Kristallnacht

di Alessandro Vivanti

“KRISTALLNACHT”
Kristallnacht, ovvero la “Notte dei cristalli”, indica il violento pogrom anti-ebraico del 9 e 10 novembre 1938. Il pogrom ebbe luogo in tutta la Germania, che al tempo comprendeva anche l’Austria e la regione dei Sudeti, in Cecoslovacchia. In tutto il Reich tedesco centinaia di sinagoghe furono attaccate, soggette ad atti di vandalismo, saccheggiate e distrutte. Molte furono date alle fiamme. Ai vigili del fuoco fu ordinato di lasciar bruciare le sinagoghe, ma di evitare che le fiamme si propagassero agli edifici vicini. Le vetrine di migliaia di negozi ebrei furono distrutte e la merce rubata. I cimiteri ebraici furono profanati. Molti ebrei furono attaccati da squadre di truppe d’assalto (SA). Almeno 91 ebrei morirono durante quel pogrom.

Gli atti di violenza furono istigati soprattutto dagli ufficiali del Partito Nazista e dai membri delle SA (Sturmabteilungen: letteralmente, Reparti d’assalto, ma comunemente dette Truppe d’assalto) e dalla Gioventù hitleriana.

Il giorno seguente, gli ufficiali tedeschi dichiararono che la Kristallnacht era stata la reazione emotiva dell’opinione pubblica all’assassinio di Ernst vom Rath. Vom Rath era un funzionario presso l’Ambasciata tedesca di Parigi. Il 7 novembre del 1938, Herschel Grynszpan, un diciassettenne ebreo polacco, gli sparò. Pochi giorni prima, le autorità tedesche avevano espulso migliaia di cittadini ebrei polacchi che vivevano in Germania e Grynszpan aveva saputo che tra loro c’erano i suoi genitori, residenti in Germania dal 1911.

Ai genitori di Grynszpan e agli altri ebrei polacchi espulsi fu inizialmente negato l’ingresso in Polonia. Di conseguenza, si ritrovarono bloccati in un campo profughi vicino alla città di Zbaszyn, nella zona di frontiera tra la Polonia e la Germania. Apparentemente, Grynszpan, che risiedeva illegalmente a Parigi, si recò all’Ambasciata tedesca per vendicare le umiliazioni subite dai suoi genitori e sparò al diplomatico incaricato di seguire il suo caso.

Vom Rath morì il 9 novembre 1938, due giorni dopo l’attentato.

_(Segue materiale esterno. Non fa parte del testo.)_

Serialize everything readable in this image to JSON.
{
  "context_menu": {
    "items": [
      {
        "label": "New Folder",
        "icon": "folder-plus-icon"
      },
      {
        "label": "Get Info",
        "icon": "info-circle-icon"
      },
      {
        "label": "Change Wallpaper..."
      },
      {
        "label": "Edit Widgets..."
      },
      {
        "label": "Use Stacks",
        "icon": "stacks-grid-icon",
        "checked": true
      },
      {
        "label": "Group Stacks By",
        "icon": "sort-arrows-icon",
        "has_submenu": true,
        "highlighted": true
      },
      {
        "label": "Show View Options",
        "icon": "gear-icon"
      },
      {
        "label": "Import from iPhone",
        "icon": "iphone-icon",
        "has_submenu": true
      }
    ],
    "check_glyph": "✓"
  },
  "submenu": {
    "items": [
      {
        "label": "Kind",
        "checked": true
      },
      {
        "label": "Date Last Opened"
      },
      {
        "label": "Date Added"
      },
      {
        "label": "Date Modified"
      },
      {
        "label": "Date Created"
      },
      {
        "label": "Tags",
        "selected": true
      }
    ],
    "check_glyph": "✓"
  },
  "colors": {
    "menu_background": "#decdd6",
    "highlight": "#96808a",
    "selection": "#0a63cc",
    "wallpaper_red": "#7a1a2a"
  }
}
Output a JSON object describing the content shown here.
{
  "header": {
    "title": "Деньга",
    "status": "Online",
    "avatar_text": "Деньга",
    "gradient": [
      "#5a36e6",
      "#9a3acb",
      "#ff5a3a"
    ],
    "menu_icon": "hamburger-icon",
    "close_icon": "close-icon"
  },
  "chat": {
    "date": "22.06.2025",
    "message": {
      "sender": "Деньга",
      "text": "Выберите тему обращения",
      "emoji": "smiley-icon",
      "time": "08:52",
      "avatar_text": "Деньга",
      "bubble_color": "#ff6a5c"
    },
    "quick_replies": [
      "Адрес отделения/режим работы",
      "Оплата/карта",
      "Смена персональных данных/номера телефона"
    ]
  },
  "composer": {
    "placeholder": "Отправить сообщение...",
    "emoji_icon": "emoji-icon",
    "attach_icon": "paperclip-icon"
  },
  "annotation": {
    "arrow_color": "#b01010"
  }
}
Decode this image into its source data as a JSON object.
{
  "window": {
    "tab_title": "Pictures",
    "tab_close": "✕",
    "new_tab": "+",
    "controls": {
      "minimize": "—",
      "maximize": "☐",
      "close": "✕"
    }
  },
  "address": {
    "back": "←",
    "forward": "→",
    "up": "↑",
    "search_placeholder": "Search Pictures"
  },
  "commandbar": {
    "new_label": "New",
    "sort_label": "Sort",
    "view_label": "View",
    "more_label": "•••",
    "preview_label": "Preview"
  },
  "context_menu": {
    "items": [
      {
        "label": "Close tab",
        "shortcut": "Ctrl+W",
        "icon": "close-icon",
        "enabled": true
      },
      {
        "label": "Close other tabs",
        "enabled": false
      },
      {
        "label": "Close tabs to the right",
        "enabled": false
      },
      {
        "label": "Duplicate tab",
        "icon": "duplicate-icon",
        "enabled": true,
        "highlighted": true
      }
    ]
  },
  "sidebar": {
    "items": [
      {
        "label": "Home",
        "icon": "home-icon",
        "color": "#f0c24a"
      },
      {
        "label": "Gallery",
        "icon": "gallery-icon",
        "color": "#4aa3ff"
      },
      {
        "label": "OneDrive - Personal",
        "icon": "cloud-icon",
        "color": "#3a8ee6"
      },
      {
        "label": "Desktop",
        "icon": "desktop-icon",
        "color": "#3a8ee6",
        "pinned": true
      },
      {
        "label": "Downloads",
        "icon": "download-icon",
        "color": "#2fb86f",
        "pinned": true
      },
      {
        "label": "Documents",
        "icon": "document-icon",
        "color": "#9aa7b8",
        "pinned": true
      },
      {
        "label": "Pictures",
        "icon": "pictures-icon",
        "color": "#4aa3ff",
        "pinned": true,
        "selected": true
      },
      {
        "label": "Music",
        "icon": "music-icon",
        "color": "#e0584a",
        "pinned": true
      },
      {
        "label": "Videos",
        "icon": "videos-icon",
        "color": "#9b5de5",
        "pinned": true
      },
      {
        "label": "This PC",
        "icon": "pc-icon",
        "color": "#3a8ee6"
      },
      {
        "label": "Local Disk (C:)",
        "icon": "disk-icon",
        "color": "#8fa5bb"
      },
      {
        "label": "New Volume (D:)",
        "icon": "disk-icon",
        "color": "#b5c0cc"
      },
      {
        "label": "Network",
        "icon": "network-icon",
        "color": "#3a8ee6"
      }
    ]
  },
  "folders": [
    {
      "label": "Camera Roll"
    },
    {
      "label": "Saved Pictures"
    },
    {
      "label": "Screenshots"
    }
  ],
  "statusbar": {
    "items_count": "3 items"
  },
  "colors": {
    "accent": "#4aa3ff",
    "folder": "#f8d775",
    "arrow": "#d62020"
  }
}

Quella data per caso coincideva con l’anniversario del Putsch di Monaco del 1923, una ricorrenza importante nel calendario nazionalsocialista. I dirigenti del Partito nazista, riuniti a Monaco per la commemorazione del Putsch, decisero di usare l’attentato come pretesto per scatenare una notte di violenze antisemite. Il ministro della propaganda, Joseph Goebbels, uno dei principali istigatori del pogrom della Kristallnacht, insinuò davanti ai Nazisti della “Vecchia guardia” che “la comunità ebraica internazionale” aveva cospirato per commettere l’assassinio. Quindi annunciò: “il Führer ha deciso che… le manifestazioni non devono essere preparate o organizzate dal partito, ma quando scoppiano spontaneamente non devono essere ostacolate”.

Le parole di Goebbles furono interpretate come un ordine per scatenare la violenza. Dopo il suo discorso, i dirigenti regionali del Partito trasmisero le loro istruzioni alle loro sedi locali. Le violenze esplosero in varie parti del Reich nella tarda serata del 9 e continuarono sino alla prima mattinata del 10 novembre. Alle ore 1.20 di notte del 10 novembre, Reinhard Heydrich, in qualità di comandante delle forze di sicurezza (Sicherheitspolizei) inviò ai quartieri generali, alle stazioni della Polizia di stato e ai dirigenti delle SA dei vari distretti, un telegramma urgente contenente direttive riguardo alle rivolte. Squadre delle SA e della Gioventù hitleriana in tutta la Germania e nei territori annessi furono responsabili della distruzione di case e negozi di ebrei. I membri di molte squadre erano in abiti civili per alimentare la messinscena che i disordini fossero una manifestazione dovuta all’“indignazione collettiva”.